Juízes que hoje protestam o fazem com tristeza
Está sendo realizada, no âmbito do Poder Judiciário, a Semana Nacional da Conciliação, um projeto que realça a preocupação com os jurisdicionados e, em especial, com os mais carentes, que sofrem mais diretamente as consequências da demora dos processos judiciais.
A Semana da Conciliação, por sua expressão de cidadania, foi abraçada pela magistratura, que nesses dias se envolve na coletividade e se une no atendimento ao cidadão, presta informações jurídicas, realiza palestras, organiza eventos públicos, coordena ações cívicas, emite documentos e certidões, realiza milhares de audiências de conciliação, soluciona conflitos, tranquiliza vidas, traz paz, enaltece a Justiça.
Tenta-se, enfim, mudar a cultura da litigiosidade e instalar uma visão da necessária resolução amigável dos conflitos, até porque, nas atuais condições e em razão da carência estrutural e material do Poder Judiciário, será impossível atender com eficiência e celeridade o absurdo volume que explode sob as costas dos juízes brasileiros: 26 milhões de novas ações judiciais a cada ano.
No entanto, excepcionalmente neste ano, a semana cidadã perde muito de seu brilho e dinamismo, em razão da não participação da magistratura federal e trabalhista, que optou por dela não participar como protesto ao tratamento institucional que vêm recebendo nos últimos anos.
Em que pese pessoalmente discordar dessa decisão coletiva e legitimamente adotada pelas entidades representativas da magistratura, é fato que devemos tentar entender as circunstancias que ocasionaram essa medida e buscar solucionar o problema, que prejudica diretamente o cidadão.
A Constituição Federal determina que o valor dos subsídios dos magistrados, como dos demais servidores públicos e dos trabalhadores em geral, deve ser anualmente reajustado, obviamente com o objetivo de minimizar os devastadores efeitos da inflação e a corrosão do poder de compra dos salários, até mesmo em razão de sua natureza alimentar.
Essa ordem constitucional, verdadeiro mandamento legal ao administrador público, vêm sendo continuamente descumprida em face dos juízes brasileiros, que nos últimos seis anos perdeu quase 30% do poder real de compra dos seus "salários".

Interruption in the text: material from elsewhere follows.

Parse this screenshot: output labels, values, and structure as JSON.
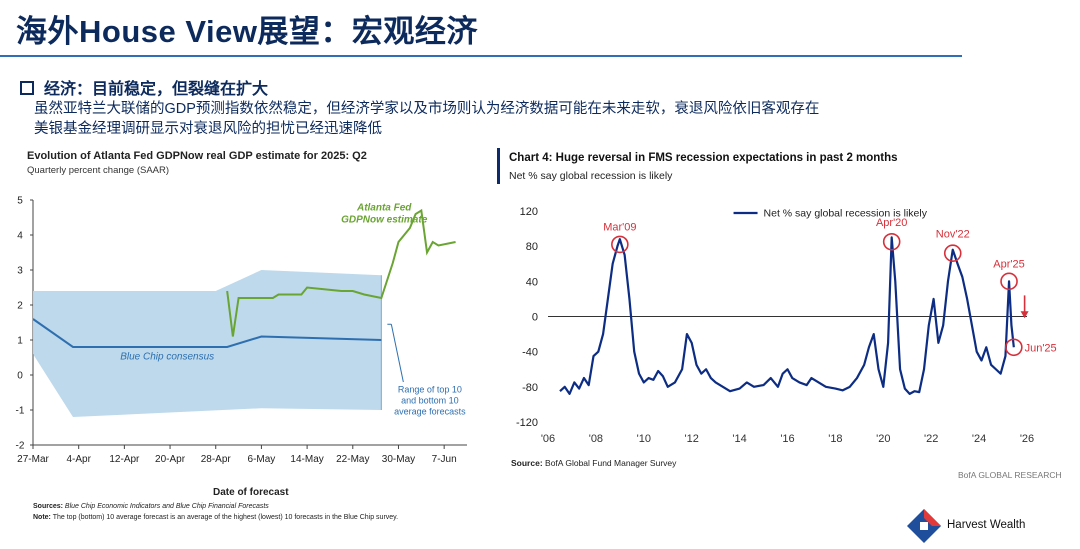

Os projetos de lei que tratam da revisão anual dos subsídios da magistratura (e não estamos falando de aumento!) se encontram parados no Congresso Nacional, em especial pela postura do governo federal, que insiste no descumprimento da Constituição.
Aquele que tem a responsabilidade de garantir ao cidadão o cumprimento das leis, está sendo vítima do desrespeito expresso da Constituição e naquilo que lhe afeta mais diretamente em sua vida pessoa e de sua família: seus subsídios.
Os juízes que hoje protestam certamente o fazem com tristeza, por se verem empurrados a assim agirem em razão da violência institucional grave aos seus direitos mais básicos. Tristes, também, por não participarem dessa festa da cidadania, por eles próprios construída e tão reverenciada.
Em que pese o menor brilho da presente edição da Semana Nacional da Conciliação, sua importância é, ao contrário, realçada justamente em razão do protesto que hoje observamos.
Que isso nos sirva de exemplo para reforçar os esforços em busca de uma solução para o grave problema que afeta a magistratura brasileira, de modo que serviços tão essenciais ao cidadão não sejam prejudicados.
Que possam o governo federal, o Congresso Nacional e o Supremo Tribunal Federal, estimulados talvez pela própria virtude do instituto da conciliação, buscar um diálogo que vise erradicar uma injustiça e permitir aos juízes o básico: o cumprimento da Constituição Federal.
José Lucio Munhoz é conselheiro do CNJ, juiz do Trabalho, mestre em Direito e ex-presidente da Amatra-SP (Associação dos Magistrados da Justiça do Trabalho).